Mais ajoute Bingham, il faudroit donc supposer que ces évêques de la grande-Bretagne, du tems du moine saint Augustin, étoient tombés dans le schisme. C’est en effet ce qu’a prétendu Schelstrate. Pour nous, nous pensons que l’irruption des Saxons ayant tout bouleversé dans la grande-Bretagne, & sur-tout interrompu le commerce des Iles britanniques avec l’empire & le siege de Rome, l’ignorance se glissa dans le clergé, & qu’à la faveur des troubles les évêques s’arrogerent une indépendance qu’ils n’avoient pas ; la barbarie des Saxons & leur attachement au paganisme étoient tout-à-fait contraires au progrès des Lettres & de la Religion, aussi étoit-elle dans un état déplorable dans cette partie de l’Europe, lorsque le missionnaire saint Augustin y arriva ; ces évêques dont Bingham fait sonner si haut la prétendue indépendance, croupissoient dans l’ignorance & dans la corruption des mœurs. Est-il étonnant après cela qu’ils eussent oublié ou qu’ils affectassent de méconnoître ce qu’avoient si bien su leurs prédécesseurs ? Ce qu’il y a de certain, c’est que saint Augustin remit les choses dans l’ordre, & que l’Angleterre a reconnu la primauté des papes jusqu’au schisme d’Henri VIII. C’est aux théologiens anglois à nous expliquer par quel enchantement tant d’hommes illustres, de saints évêques & de grands rois, pendant neuf siecles, ont pû subir un joug que leurs ancêtres ont, dit-on, rejetté, & qu’ont brisé leurs descendans. Voyez Bingham, orig. ecclesiastic. tom. III. lib. IX. c. j. §. 12. &c. vj. §. 20.

4°. Aux preuves que nous avons déja rapportées de la primauté du pape, se joint la reconnoissance formelle qu’en ont faite les empereurs, les rois & autres souverains. Théodose & Valentinien parlent ainsi de la prééminence de l’Eglise romaine : cum igitur sedis apostolicæ primatum sancti Petri meritum qui princeps est episcopalis coronæ & romanae dignitas civitatis, sacræ etiam synodi firmavit autoritas. Valentinien, dans sa lettre à Théodose, que l’évêque de Rome a la prééminence sur tous les autres : quatenùs beatissimus romanae civitatis episcopus, cui principatum sacerdotis super omnes antiquitas contulit ; & Justinien, novell. CXXXI. tit. XIV. cap. 2. sancimus secundum earum synodorum definitiones sanctissimum senioris Romæ papam primum esse omnium sacerdotum. On peut voir dans les preuves des libertés de l’Eglise gallicane comment nos rois très-chrétiens se sont plusieurs fois exprimés sur le même sujet, en restreignant toutefois la puissance des papes dans ses véritables limites.
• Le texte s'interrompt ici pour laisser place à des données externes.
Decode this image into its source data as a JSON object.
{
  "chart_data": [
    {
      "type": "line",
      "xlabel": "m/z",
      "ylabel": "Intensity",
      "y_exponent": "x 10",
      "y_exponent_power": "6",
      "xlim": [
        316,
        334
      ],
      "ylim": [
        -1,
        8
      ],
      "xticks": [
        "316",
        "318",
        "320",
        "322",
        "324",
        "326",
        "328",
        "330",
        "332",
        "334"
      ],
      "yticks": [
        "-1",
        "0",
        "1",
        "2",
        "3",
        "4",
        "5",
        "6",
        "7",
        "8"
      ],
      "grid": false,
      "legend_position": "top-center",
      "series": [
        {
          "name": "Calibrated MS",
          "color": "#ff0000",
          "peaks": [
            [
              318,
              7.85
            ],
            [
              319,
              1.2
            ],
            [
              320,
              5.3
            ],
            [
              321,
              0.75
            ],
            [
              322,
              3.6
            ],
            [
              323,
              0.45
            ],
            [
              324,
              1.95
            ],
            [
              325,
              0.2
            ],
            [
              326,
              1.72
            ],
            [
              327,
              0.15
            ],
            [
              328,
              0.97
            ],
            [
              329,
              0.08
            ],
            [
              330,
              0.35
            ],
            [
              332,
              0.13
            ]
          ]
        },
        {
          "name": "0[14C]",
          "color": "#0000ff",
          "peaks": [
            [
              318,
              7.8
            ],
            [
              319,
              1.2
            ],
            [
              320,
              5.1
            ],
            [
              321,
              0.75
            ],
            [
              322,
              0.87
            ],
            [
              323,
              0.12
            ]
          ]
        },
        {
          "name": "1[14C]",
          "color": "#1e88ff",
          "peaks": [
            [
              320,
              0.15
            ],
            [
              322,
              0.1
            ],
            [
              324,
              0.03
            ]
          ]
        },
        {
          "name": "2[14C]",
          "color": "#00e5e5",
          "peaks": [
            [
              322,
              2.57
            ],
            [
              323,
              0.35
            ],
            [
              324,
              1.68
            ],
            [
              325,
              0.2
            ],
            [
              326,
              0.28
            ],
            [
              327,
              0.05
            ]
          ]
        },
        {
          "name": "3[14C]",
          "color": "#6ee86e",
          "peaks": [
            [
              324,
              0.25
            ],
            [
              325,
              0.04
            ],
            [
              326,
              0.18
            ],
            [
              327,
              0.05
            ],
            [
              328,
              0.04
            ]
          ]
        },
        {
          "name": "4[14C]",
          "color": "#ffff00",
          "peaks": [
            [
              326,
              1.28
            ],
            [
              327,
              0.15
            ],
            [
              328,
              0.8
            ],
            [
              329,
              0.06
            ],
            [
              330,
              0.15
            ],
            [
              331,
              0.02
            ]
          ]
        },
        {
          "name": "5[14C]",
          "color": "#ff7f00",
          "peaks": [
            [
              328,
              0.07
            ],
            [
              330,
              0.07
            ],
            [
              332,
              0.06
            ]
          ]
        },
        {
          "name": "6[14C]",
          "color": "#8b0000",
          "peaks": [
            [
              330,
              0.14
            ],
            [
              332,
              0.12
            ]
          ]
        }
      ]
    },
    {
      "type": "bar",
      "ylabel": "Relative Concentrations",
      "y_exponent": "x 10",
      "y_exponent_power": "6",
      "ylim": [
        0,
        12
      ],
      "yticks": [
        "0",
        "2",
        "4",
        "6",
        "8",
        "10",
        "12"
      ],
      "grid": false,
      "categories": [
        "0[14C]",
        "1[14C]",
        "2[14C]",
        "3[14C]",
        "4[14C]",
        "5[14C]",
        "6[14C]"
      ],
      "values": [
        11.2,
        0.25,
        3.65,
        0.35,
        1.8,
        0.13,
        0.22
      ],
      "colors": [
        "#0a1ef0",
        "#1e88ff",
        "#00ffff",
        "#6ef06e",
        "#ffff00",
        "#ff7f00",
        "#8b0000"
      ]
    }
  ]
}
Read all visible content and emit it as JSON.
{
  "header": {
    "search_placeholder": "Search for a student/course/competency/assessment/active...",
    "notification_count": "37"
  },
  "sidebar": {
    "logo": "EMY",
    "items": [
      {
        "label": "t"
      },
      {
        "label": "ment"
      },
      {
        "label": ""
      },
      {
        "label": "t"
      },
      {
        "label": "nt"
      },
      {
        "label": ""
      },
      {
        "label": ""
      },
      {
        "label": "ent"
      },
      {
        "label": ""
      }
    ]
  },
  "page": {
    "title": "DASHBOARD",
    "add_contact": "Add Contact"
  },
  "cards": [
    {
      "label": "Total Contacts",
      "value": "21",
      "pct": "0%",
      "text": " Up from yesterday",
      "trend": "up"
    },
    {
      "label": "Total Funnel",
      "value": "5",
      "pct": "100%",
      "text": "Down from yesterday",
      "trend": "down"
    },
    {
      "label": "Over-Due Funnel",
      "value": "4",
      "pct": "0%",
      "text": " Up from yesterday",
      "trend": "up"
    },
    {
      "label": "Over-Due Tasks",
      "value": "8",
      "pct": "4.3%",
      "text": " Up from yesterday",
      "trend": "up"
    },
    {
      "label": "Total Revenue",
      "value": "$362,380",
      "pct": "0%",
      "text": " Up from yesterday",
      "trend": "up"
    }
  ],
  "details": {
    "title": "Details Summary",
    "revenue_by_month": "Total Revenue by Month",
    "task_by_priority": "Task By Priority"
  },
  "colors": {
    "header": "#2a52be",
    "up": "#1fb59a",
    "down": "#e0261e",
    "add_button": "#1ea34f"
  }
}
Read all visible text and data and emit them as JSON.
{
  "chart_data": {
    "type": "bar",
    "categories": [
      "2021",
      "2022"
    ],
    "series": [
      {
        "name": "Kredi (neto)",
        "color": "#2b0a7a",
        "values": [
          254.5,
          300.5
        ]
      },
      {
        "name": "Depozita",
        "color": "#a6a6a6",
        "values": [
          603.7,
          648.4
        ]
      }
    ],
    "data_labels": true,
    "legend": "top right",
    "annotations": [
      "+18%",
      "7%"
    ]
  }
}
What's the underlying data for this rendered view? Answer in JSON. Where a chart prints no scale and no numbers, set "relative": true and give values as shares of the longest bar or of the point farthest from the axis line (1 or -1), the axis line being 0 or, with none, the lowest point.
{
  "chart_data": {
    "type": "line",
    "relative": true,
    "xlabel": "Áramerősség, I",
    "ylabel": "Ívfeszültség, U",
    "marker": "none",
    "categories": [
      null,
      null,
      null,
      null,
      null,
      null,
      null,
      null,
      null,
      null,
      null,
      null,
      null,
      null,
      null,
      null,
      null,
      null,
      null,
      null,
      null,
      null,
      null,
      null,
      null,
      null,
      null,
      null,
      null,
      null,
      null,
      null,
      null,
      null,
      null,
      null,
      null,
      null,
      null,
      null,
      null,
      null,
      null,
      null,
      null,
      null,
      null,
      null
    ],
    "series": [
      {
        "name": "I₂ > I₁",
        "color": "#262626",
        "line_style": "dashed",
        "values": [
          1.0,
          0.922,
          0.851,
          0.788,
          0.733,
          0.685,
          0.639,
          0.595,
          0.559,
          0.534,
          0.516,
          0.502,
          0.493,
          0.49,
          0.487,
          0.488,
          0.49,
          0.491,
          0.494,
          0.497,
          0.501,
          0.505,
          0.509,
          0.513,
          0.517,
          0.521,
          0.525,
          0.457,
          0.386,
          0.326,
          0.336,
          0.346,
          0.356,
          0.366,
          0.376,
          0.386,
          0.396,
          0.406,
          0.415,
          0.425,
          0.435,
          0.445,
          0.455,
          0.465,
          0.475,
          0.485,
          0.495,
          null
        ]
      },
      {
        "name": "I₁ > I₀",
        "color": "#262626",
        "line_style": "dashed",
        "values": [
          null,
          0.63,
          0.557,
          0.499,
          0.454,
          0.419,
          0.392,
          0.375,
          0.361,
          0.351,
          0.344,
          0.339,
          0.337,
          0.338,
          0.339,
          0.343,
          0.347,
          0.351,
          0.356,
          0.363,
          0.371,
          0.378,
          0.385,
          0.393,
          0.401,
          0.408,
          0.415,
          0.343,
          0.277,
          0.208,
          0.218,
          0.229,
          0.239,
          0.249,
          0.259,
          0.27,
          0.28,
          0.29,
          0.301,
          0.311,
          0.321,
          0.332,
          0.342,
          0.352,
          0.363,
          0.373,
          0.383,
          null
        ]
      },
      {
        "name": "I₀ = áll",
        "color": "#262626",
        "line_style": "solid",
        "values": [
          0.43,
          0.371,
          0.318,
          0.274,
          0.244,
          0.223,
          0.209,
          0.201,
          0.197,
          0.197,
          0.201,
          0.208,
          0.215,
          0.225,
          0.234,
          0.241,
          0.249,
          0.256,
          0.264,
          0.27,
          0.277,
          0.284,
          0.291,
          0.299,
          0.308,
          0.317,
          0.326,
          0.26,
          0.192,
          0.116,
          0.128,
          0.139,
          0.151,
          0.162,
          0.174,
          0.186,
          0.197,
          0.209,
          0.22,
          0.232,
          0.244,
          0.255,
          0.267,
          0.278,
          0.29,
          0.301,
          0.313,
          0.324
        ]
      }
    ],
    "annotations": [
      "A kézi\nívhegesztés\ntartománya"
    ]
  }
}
Les Protestans avancent que toutes ces prérogatives ne sont que des concessions de l’Eglise ou des princes, dont on a décoré les papes en certains tems, & dont il a été permis en d’autres de les dépouiller.

Les Catholiques au contraire prouvent qu’il ne la tient ni de l’Eglise, ni d’aucune autorité humaine, mais immédiatement de Jesus-Christ qui l’a promise & conférée à saint Pierre, comme il est rapporté en saint Matthieu, c. xvj. v. 10 & 19. & suivant l’explication qu’en donnent saint Cyprien, lib. de unit. eccles. saint Jérome, lib. I. contrà Jovinian. saint Augustin, tract. CXXIV. in Joann. saint Léon, serm. III. in annivers. suæ election. & plusieurs autres. Or le pape, en succédant à saint Pierre dans sa chaire. succede à tous les droits conférés à cet apôtre, & par conséquent à la primauté d’honneur & de jurisdiction. Voyez Tournely, trait. de l’Eglise, & les autres théologiens, Bellarmin, le card. du Perron, réplique à la réponse du roi de la grande-Bretagne.

PRIME ou MINUTE, s. f. (Géom.) signifie en Géométrie la soixantieme partie d’un degré. Voyez Degré.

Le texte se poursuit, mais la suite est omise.